At the AWS Summit in New York City on Wednesday, July 26, the tech giant announced new AI models and agents in Amazon Bedrock, a new data analytics service called AWS Entity Resolution and other generative AI-enhanced services.
- New additions to Amazon Bedrock
- AWS Entity Resolution record-linking tool announced
- Vector engine adds generative AI insight into OpenSearch Serverless
- QuickSight Q is an AI assistant for business intelligence
New additions to Amazon Bedrock
AI models added to library
Command from Cohere, Claude 2 from Anthropic and Stable Diffusion XL 1.0 from Stability AI have now been added to Amazon Bedrock’s list of available models. Amazon’s own Titan, a text generation model that can also summarize text, answer questions or pull information from pools of data, and foundation models from AI21 Labs are also included in the Bedrock library.
- Command, Cohere’s text generation model, can write or summarize prose and dialogue. Cohere’s Senior Vice President of Engineering Saurabh Baji said in a press release, “This collaboration will provide our joint customers with the greatest possible flexibility in ways to access our cutting-edge technology.”
- Claude V2 can now read documents of up to 100,000 tokens in AWS — an entire book — pointed out Swami Sivasubramanian, vice president of Databases, Analytics, and ML at AWS, at the summit.
- Stable Diffusion XL 1.0 can produce text, images, audio, video or code.
The new models are now available for Amazon Bedrock customers.

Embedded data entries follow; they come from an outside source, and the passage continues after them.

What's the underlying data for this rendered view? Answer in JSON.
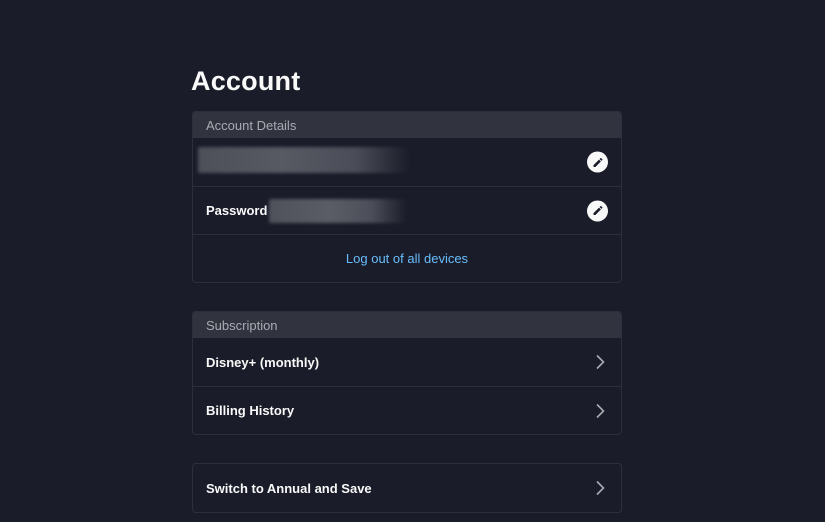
{
  "page": {
    "title": "Account"
  },
  "account_details": {
    "header": "Account Details",
    "password_label": "Password",
    "logout_link": "Log out of all devices"
  },
  "subscription": {
    "header": "Subscription",
    "items": [
      {
        "label": "Disney+ (monthly)"
      },
      {
        "label": "Billing History"
      }
    ]
  },
  "promo": {
    "label": "Switch to Annual and Save"
  },
  "icons": {
    "edit": "pencil-icon",
    "chevron": "chevron-right-icon"
  },
  "colors": {
    "background": "#1a1c29",
    "card_header": "#31343e",
    "link": "#67bdfc",
    "text": "#f9f9f9"
  }
}
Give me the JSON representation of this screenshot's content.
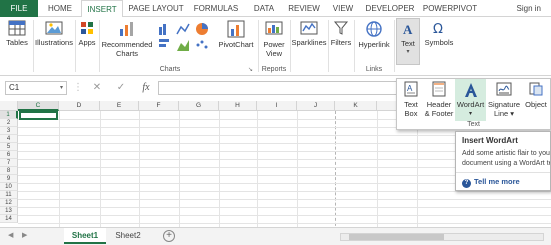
{
  "ribbon_tabs": [
    {
      "label": "FILE"
    },
    {
      "label": "HOME"
    },
    {
      "label": "INSERT"
    },
    {
      "label": "PAGE LAYOUT"
    },
    {
      "label": "FORMULAS"
    },
    {
      "label": "DATA"
    },
    {
      "label": "REVIEW"
    },
    {
      "label": "VIEW"
    },
    {
      "label": "DEVELOPER"
    },
    {
      "label": "POWERPIVOT"
    }
  ],
  "active_tab": "INSERT",
  "sign_in": "Sign in",
  "ribbon": {
    "tables": "Tables",
    "illustrations": "Illustrations",
    "apps": "Apps",
    "recommended_charts_1": "Recommended",
    "recommended_charts_2": "Charts",
    "pivotchart": "PivotChart",
    "power_view_1": "Power",
    "power_view_2": "View",
    "sparklines": "Sparklines",
    "filters": "Filters",
    "hyperlink": "Hyperlink",
    "text": "Text",
    "symbols": "Symbols",
    "group_charts": "Charts",
    "group_reports": "Reports",
    "group_links": "Links"
  },
  "formula_bar": {
    "name_box": "C1",
    "fx": "fx"
  },
  "grid": {
    "columns": [
      "C",
      "D",
      "E",
      "F",
      "G",
      "H",
      "I",
      "J",
      "K"
    ],
    "rows": [
      "1",
      "2",
      "3",
      "4",
      "5",
      "6",
      "7",
      "8",
      "9",
      "10",
      "11",
      "12",
      "13",
      "14"
    ],
    "active_cell": "C1"
  },
  "sheets": {
    "tabs": [
      "Sheet1",
      "Sheet2"
    ],
    "active": "Sheet1"
  },
  "text_panel": {
    "items": [
      {
        "line1": "Text",
        "line2": "Box"
      },
      {
        "line1": "Header",
        "line2": "& Footer"
      },
      {
        "line1": "WordArt",
        "line2": "▾"
      },
      {
        "line1": "Signature",
        "line2": "Line ▾"
      },
      {
        "line1": "Object",
        "line2": ""
      }
    ],
    "group_label": "Text"
  },
  "tooltip": {
    "title": "Insert WordArt",
    "desc_1": "Add some artistic flair to your",
    "desc_2": "document using a WordArt text box.",
    "tell_more": "Tell me more"
  },
  "colors": {
    "accent": "#217346",
    "wordart": "#2a5699"
  }
}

Agents now available in Bedrock
Agents have also been added to Amazon Bedrock. These enable developers to hook foundational models to their own organization’s data source through API calls, cutting down on the amount of time and the number of clicks it takes to build a custom AI-powered application such as a customer service bot.
“This is a net new capability for developers to enable generative AI applications to complete tasks in just a few clicks … without having to write any code,” said Sivasubramanian.
SEE: AWS invests $100 million in Generative AI Innovation Center (TechRepublic)
AWS Entity Resolution record-linking tool announced
The AWS Entity Resolution analytics service uses machine learning to match and link records.
“To ensure you have the right, relevant, high-quality data to train your models or customize these FMs for your use cases, you need a strong data foundation,” Sivasubramanian said.
To do so, AWS Entity Resolution can help business analysts and developers create workflows to gather, display and analyze large amounts of data. For example, AWS said, it might help a finance organization prevent fraud by connecting data between different accounts and credit cards.
AWS Entity Resolution is generally available now for AWS customers in the Asia Pacific, Europe, the U.K. and U.S. regions. For full geographical details, read the press release.
Vector engine adds generative AI insight into OpenSearch Serverless
The vector engine is a new offering within OpenSearch Serverless that lets developers track and store vector endings (i.e., data points that tell a large language model which words are related to one another) alongside other business data and text. Vector engines are intended to make it easier to use OpenSearch Serverless to create machine learning-augmented search portals and generative AI applications.
“This vector engine offers simple, scalable and high-performing vector storage and search without having to manage any infrastructure,” Sivasubramanian said.
Vector engines within OpenSearch Serverless are now available for preview for AWS customers in the U.S., U.K., Asia Pacific and Europe regions; read the press release for more geographical details. The first 1,400 hours of proprietary capacity units per month will be available for up to two weeks of free usage, depending on the workload.
QuickSight Q is an AI assistant for business intelligence
Generative AI integrations are coming to the business analytics tool Amazon QuickSight.
The new tool, called QuickSight Q, is intended for business analysts who spend a lot of time exploring data and creating visuals. They will be able to instruct QuickSight Q to create charts and dashboards from business data and to summarize that data using a feature called Create Story.
Ideally, human-in-the-loop AI assistance might end up being a sweet spot for business use between improving efficiently with bots and not simply cluttering up a service. It’s too early to say whether assistance like this will actually make workdays easier or whether Q will go the way of Microsoft’s ostensibly helpful Clippy.